I’ve spent so much time trying to get on my feet, and at times if feels like every time I get up, I get knocked down again. I recently began thinking ‘I can’t keep getting up; life just wants me down’. I’d wake up each morning thinking ‘what even is the point; I’ve lost almost everything I had and loved; I rarely see my kids, except my youngest; I’m in a dead-end job with little prospects and I struggle financially; I go to bed in a house on my own and I wake up to absolute silence every day’

That’s a heck of a lot of negativity to wake up to every morning! it’s a heavy brain dump to bear and to try casting off. I know I’m not alone in this: there are millions of others facing hard circumstances and situations, who are feeling alone and in a dark place.

This morning I woke up to a different set of thoughts:

“Invest your energy in what BUILDS your life – not in what BREAKS your life”

– Stu Mack

I instantly then thought: that thought could be a game changer for me. What if I actually applied that to my life?

What if investing my emotional energy in what’s going well turned my emotional well-being in a better direction?

What if applying my time to building my life actually improves it?

What if I focussed on building better friendships rather than mourning the loss of old ones?

What if I removed my energy from living in pain to living on PURPOSE?

Investing in the right things could really be the game changer that I need. My grandfather, John McCormack used to sing and dance in our lounge to entertain me. He would sing “count your blessings, name them one by one”. He told me once that every night he would kneel next to his bed and simple thank God for the good things in life.

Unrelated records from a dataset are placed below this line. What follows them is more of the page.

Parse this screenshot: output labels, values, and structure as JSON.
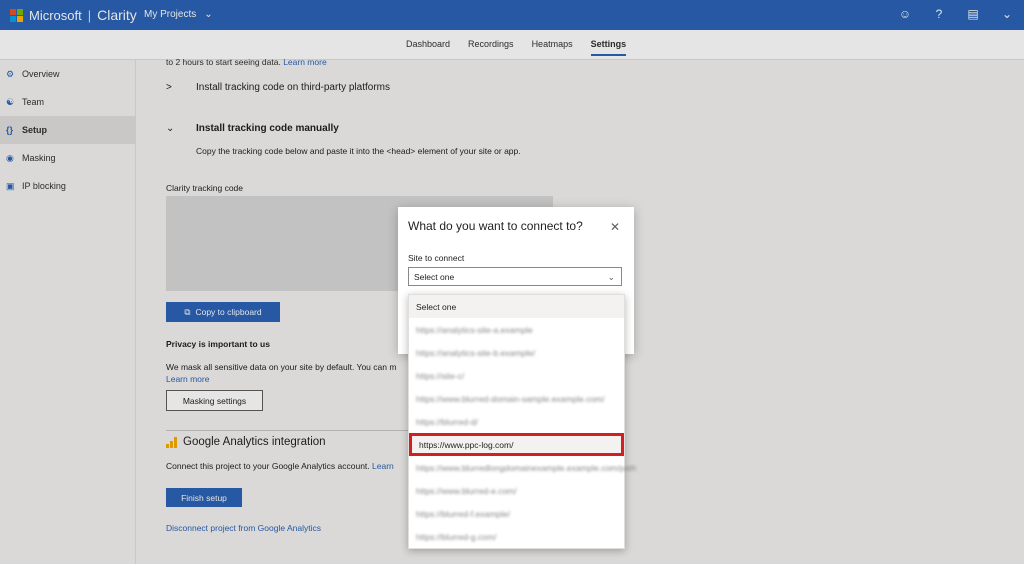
{
  "app": {
    "brand_name": "Microsoft",
    "product_name": "Clarity",
    "projects_label": "My Projects",
    "logo_colors": [
      "#f25022",
      "#7fba00",
      "#00a4ef",
      "#ffb900"
    ],
    "accent": "#2b63b6",
    "top_icons": [
      "smiley-icon",
      "help-icon",
      "document-icon",
      "chevron-down-icon"
    ]
  },
  "tabs": [
    {
      "label": "Dashboard",
      "active": false
    },
    {
      "label": "Recordings",
      "active": false
    },
    {
      "label": "Heatmaps",
      "active": false
    },
    {
      "label": "Settings",
      "active": true
    }
  ],
  "sidebar": {
    "items": [
      {
        "label": "Overview",
        "icon": "gear-icon",
        "active": false
      },
      {
        "label": "Team",
        "icon": "team-icon",
        "active": false
      },
      {
        "label": "Setup",
        "icon": "code-braces-icon",
        "active": true
      },
      {
        "label": "Masking",
        "icon": "eye-icon",
        "active": false
      },
      {
        "label": "IP blocking",
        "icon": "monitor-block-icon",
        "active": false
      }
    ]
  },
  "main": {
    "top_text": "to 2 hours to start seeing data.",
    "top_link": "Learn more",
    "third_party_label": "Install tracking code on third-party platforms",
    "manual_label": "Install tracking code manually",
    "manual_instructions": "Copy the tracking code below and paste it into the <head> element of your site or app.",
    "code_label": "Clarity tracking code",
    "copy_button": "Copy to clipboard",
    "privacy_title": "Privacy is important to us",
    "privacy_text": "We mask all sensitive data on your site by default. You can m",
    "privacy_link": "Learn more",
    "masking_button": "Masking settings",
    "ga_title": "Google Analytics integration",
    "ga_text": "Connect this project to your Google Analytics account.",
    "ga_text_link": "Learn",
    "finish_button": "Finish setup",
    "disconnect_link": "Disconnect project from Google Analytics"
  },
  "modal": {
    "title": "What do you want to connect to?",
    "field_label": "Site to connect",
    "select_value": "Select one",
    "options": [
      {
        "label": "Select one",
        "state": "first"
      },
      {
        "label": "https://analytics-site-a.example",
        "state": "blurred"
      },
      {
        "label": "https://analytics-site-b.example/",
        "state": "blurred"
      },
      {
        "label": "https://site-c/",
        "state": "blurred"
      },
      {
        "label": "https://www.blurred-domain-sample.example.com/",
        "state": "blurred"
      },
      {
        "label": "https://blurred-d/",
        "state": "blurred"
      },
      {
        "label": "https://www.ppc-log.com/",
        "state": "highlighted"
      },
      {
        "label": "https://www.blurredlongdomainexample.example.com/path",
        "state": "blurred"
      },
      {
        "label": "https://www.blurred-e.com/",
        "state": "blurred"
      },
      {
        "label": "https://blurred-f.example/",
        "state": "blurred"
      },
      {
        "label": "https://blurred-g.com/",
        "state": "blurred"
      }
    ]
  }
}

He wasn’t a religious man, but as he got older he said this became a common practice. That was years before the mindfulness and gratitude movements we see around today, and it always struck me. I’ve always made gratitude a way of life, but in recent times my practice hasn’t been as consistent. As life has pressed in around me and dark clouds have covered me, while certain cultures have circled, it has been hard most days to feel thankful.

What if investing in what BUILDS my life looks like counting my blessings? If I took those negative thoughts that greet me menacingly each morning and beat them into gratitude and joy, what would it look like?

It would look like this:

MORNING THANKFULNESS TO START THE DAY

1. The point of today is to enjoy it and add value to the lives of others

2. Every loss creates space for new things. Today I may regain a little of what I have lost

3. I get to spend time with my children on occasion – this is a huge blessing. I love them and pray they are blessed today

4. My youngest has been with me every step of the journey and she loves me as deeply as I love her

5. My job helps other people as I listen and respond well to them. It is a step towards building a future (I’m thankful for my best friend who regularly reminds me of this fact)

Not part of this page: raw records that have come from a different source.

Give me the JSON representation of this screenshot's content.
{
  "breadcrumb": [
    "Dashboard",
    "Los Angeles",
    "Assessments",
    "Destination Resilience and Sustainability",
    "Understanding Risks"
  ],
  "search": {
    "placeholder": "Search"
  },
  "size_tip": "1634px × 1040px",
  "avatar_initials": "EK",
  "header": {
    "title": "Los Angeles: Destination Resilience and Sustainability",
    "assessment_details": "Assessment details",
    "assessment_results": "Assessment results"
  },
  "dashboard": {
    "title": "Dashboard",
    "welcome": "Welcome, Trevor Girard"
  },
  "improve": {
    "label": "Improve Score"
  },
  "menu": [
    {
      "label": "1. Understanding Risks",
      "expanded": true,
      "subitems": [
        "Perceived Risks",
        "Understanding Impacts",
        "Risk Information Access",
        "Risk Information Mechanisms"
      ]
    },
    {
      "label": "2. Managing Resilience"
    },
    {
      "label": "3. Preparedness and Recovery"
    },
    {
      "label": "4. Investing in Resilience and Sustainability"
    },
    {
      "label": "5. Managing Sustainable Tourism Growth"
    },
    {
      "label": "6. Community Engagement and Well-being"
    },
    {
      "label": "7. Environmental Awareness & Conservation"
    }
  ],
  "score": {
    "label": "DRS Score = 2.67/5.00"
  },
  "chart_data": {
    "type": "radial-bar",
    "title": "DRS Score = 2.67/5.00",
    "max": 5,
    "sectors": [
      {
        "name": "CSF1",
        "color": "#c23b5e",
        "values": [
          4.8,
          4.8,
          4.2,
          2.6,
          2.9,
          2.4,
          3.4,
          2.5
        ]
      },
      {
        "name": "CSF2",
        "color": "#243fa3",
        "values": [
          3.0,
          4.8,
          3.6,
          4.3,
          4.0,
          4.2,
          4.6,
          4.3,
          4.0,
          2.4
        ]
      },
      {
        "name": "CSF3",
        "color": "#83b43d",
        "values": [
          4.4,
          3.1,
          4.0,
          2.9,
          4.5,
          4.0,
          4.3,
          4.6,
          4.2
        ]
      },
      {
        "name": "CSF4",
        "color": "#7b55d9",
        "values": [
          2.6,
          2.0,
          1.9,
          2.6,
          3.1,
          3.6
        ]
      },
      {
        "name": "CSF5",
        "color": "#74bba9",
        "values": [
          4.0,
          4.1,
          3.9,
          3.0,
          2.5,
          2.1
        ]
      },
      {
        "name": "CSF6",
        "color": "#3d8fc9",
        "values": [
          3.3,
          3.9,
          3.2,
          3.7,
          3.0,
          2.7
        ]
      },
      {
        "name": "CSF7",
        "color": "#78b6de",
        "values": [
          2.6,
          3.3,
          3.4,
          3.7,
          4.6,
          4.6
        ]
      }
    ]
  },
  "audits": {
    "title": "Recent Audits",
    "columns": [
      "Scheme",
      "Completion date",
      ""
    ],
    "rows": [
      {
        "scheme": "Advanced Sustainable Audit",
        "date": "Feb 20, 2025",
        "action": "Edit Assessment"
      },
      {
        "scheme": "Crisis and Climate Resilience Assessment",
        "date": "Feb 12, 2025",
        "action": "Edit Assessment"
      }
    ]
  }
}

6. I am building slowly towards financial security. This is a process that is required right now.

7. You have the space to reflectively end and start each day way – use this blessing wisely.

Small steps to start something purposeful

Perhaps starting each day by addressing our negativities and darkest thoughts is the first small step in building our lives and moving towards healing. My mate Mike is an NLP Practitioner. I remember him telling years back our live direction depends on how we direct our energy. My question today is “will I move my energy in the direction of my dreams or my nightmares?

I’m starting to move in the direction of my dreams. How about you?